Running the logistic regression predicting choice with framing X default X answer option (see Table 2) shows a significant framing effect as well as an effect for the the presence of an answer option (Y/N). The two-way interaction terms for framing and default is significant. There is also a three-way-interaction of framing, default and answer option mainly driven by the difference between participate and no-default.

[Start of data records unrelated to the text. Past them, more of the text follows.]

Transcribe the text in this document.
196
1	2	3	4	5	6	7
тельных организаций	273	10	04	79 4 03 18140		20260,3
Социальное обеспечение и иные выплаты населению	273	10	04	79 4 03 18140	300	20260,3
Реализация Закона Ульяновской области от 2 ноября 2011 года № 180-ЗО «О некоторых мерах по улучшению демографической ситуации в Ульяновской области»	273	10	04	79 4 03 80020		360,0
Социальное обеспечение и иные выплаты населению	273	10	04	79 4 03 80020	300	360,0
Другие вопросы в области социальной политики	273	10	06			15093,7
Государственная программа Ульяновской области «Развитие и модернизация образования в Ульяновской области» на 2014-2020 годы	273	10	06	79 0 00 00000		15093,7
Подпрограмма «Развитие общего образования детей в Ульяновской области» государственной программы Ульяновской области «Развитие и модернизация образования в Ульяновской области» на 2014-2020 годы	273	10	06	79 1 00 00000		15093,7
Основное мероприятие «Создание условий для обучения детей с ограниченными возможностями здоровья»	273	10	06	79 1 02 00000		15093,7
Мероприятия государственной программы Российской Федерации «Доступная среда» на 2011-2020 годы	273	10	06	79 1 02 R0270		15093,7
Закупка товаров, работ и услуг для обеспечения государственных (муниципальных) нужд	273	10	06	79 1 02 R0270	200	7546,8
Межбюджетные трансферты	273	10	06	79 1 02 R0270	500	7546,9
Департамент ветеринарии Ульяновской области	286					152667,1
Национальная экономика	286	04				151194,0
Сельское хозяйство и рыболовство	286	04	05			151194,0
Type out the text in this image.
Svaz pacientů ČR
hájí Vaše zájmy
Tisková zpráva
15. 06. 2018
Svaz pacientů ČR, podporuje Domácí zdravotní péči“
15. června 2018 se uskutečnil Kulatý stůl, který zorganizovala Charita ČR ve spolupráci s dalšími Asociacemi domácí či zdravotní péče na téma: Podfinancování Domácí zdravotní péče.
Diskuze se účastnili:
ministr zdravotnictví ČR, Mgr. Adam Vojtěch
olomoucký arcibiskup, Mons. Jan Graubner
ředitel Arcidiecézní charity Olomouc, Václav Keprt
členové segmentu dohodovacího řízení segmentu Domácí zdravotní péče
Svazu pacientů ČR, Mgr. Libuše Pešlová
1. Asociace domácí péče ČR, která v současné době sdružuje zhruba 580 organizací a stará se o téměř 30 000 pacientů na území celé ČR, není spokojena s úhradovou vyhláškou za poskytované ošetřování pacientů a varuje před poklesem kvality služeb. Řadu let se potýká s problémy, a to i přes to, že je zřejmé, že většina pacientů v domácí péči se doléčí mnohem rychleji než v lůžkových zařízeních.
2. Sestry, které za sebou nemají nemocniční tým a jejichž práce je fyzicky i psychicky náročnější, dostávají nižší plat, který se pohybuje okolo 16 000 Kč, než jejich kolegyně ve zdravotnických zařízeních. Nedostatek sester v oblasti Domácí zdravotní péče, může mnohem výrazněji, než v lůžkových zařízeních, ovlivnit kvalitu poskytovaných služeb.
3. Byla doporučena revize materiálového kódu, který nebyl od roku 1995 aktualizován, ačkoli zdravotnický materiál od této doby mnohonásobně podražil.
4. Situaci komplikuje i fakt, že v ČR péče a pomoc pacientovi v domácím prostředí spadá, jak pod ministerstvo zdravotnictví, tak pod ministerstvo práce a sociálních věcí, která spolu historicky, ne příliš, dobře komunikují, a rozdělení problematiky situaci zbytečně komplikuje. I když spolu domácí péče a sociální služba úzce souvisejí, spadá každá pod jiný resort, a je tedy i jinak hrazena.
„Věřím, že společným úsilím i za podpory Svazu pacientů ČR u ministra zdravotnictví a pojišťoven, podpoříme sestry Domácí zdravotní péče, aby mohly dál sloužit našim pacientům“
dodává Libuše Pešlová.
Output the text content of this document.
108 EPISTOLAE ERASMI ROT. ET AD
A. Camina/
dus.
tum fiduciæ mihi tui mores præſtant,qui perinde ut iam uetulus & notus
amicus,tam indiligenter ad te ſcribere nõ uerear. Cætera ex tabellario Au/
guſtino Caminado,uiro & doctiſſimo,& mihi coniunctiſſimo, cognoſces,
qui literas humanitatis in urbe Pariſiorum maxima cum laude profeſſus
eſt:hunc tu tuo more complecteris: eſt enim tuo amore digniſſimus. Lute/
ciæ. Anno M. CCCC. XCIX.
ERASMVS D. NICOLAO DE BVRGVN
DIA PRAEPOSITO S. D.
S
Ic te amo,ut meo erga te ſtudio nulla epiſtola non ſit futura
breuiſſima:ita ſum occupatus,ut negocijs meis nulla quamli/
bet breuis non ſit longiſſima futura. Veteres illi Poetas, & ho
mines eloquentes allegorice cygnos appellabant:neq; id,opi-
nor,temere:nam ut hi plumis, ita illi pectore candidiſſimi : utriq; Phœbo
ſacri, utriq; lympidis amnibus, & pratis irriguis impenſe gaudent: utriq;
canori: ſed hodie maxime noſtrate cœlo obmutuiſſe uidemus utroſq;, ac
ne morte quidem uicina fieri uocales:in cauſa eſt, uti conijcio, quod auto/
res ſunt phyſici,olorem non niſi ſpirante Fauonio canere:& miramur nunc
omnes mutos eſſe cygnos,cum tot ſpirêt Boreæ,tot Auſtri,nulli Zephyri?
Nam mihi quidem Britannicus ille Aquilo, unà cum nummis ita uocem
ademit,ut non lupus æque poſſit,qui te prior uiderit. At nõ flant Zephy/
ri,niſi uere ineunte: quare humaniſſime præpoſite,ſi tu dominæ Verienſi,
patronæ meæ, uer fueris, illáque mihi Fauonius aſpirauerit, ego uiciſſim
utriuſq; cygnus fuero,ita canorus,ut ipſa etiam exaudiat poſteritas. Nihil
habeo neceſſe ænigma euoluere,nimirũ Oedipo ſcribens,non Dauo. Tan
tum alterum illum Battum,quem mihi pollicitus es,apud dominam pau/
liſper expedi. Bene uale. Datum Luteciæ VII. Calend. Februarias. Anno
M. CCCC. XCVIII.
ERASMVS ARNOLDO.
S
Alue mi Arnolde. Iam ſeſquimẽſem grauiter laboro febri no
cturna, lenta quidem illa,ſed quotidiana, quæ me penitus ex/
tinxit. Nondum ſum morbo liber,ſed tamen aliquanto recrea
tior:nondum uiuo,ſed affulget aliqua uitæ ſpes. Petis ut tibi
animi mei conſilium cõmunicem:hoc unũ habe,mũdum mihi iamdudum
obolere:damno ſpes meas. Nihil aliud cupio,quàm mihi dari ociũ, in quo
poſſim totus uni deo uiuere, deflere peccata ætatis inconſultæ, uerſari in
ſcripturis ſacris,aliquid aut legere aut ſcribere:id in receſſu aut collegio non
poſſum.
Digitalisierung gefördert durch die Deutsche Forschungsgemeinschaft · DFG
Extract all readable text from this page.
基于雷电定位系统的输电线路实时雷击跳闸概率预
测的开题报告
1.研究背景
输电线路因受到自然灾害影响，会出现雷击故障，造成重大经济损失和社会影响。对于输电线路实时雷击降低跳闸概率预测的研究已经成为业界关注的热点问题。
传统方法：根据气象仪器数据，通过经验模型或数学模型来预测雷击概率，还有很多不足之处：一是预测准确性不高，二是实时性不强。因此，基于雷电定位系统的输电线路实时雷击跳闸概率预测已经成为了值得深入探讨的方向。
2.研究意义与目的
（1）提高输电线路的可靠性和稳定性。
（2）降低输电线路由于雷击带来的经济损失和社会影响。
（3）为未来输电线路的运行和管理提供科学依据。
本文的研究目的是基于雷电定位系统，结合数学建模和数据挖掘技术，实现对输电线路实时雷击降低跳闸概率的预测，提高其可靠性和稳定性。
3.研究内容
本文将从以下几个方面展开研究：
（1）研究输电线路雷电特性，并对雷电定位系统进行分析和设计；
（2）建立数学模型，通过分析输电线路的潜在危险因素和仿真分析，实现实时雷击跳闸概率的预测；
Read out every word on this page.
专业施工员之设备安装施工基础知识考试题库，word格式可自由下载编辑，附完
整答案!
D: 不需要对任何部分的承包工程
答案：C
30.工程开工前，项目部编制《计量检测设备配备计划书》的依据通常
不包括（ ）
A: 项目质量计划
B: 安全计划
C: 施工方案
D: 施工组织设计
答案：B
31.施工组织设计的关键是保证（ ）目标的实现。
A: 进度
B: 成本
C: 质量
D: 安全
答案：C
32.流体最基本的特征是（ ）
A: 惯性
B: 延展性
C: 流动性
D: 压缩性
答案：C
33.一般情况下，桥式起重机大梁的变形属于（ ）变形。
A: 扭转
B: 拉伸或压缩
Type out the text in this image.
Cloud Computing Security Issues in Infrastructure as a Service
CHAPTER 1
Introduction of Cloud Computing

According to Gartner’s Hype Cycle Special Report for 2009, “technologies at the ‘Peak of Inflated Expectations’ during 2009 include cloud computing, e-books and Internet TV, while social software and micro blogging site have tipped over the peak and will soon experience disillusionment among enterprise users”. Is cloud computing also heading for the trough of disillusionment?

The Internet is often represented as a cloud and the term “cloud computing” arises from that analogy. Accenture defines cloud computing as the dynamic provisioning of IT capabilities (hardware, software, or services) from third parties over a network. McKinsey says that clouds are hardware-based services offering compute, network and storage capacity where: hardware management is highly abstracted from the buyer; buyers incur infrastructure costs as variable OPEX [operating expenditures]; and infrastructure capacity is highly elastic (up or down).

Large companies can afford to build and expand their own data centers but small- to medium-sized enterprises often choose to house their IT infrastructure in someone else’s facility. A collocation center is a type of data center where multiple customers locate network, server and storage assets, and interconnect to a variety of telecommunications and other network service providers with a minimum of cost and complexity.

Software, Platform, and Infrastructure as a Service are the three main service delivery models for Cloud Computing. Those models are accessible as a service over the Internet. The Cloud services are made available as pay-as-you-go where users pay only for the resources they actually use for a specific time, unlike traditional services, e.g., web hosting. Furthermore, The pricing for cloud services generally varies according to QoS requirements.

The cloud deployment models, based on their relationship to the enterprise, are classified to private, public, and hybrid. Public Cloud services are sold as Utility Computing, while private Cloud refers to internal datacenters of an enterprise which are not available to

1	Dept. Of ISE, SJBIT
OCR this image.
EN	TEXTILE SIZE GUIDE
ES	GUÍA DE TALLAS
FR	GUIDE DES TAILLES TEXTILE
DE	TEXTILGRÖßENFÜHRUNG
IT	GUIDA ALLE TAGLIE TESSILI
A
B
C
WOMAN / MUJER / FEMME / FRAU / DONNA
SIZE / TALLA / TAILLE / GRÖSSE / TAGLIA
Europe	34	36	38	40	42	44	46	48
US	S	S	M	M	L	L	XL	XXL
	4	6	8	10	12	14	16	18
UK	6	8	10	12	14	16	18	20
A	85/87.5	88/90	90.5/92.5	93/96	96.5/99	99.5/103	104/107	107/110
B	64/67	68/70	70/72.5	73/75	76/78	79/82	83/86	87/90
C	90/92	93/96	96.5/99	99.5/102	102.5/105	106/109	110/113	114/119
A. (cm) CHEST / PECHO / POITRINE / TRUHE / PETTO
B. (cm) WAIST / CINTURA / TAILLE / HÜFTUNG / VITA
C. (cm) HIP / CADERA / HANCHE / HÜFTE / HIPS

Table 2: Logistic regression for Experiment 2
Predictors Odds Ratios CI p
(Intercept) 1.20 0.36 – 4.16 0.763
Framing [FP] 8.33 1.42 – 69.92 0.027
Default condition [DP] 0.97 0.19 – 4.96 0.973
Default condition [ND] 1.25 0.25 – 6.18 0.781
Answer Option [Y] 0.08 0.00 – 0.67 0.040
Framing [FP] × Default
condition [DP]
0.03 0.00 – 0.29 0.004
Framing [FP] × Default
condition [ND]
0.43 0.03 – 5.01 0.499
Framing [FP] × Answer
Option [Y]
0.12 0.01 – 4.10 0.186
Default condition [DP] ×
Answer Option [Y]
8.82 0.63 – 255.72 0.132
Default condition [ND] ×
Answer Option [Y]
5.33 0.40 – 149.91 0.239
(Framing [FP] × Default
condition [DP]) × Answer
Option [Y]
181.48 2.90 – 9602.29 0.009
(Framing [FP] × Default
condition [ND]) × Answer
Option [Y]
0.66 0.01 – 31.07 0.833
Observations 190
R2 Tjur 0.351


The obvious problem with this data set (and the replication) is the small n we collected - due to the huge dropout rate and the many conditions (n = 10) we end up with quite small cell sizes (around 20) for most questions but for some Q3 in Experiment 1 and 2 with super small n of 9 and 7, respectively. So, my guess would be, that a larger n would yield more consistent results with the original work - we might have to run this again some time soon!


Johnson, E. J., Bellman, S., & Lohse, G. L. (2002). Defaults, framing and privacy: Why opting in-opting out. Marketing letters, 13, 5-15.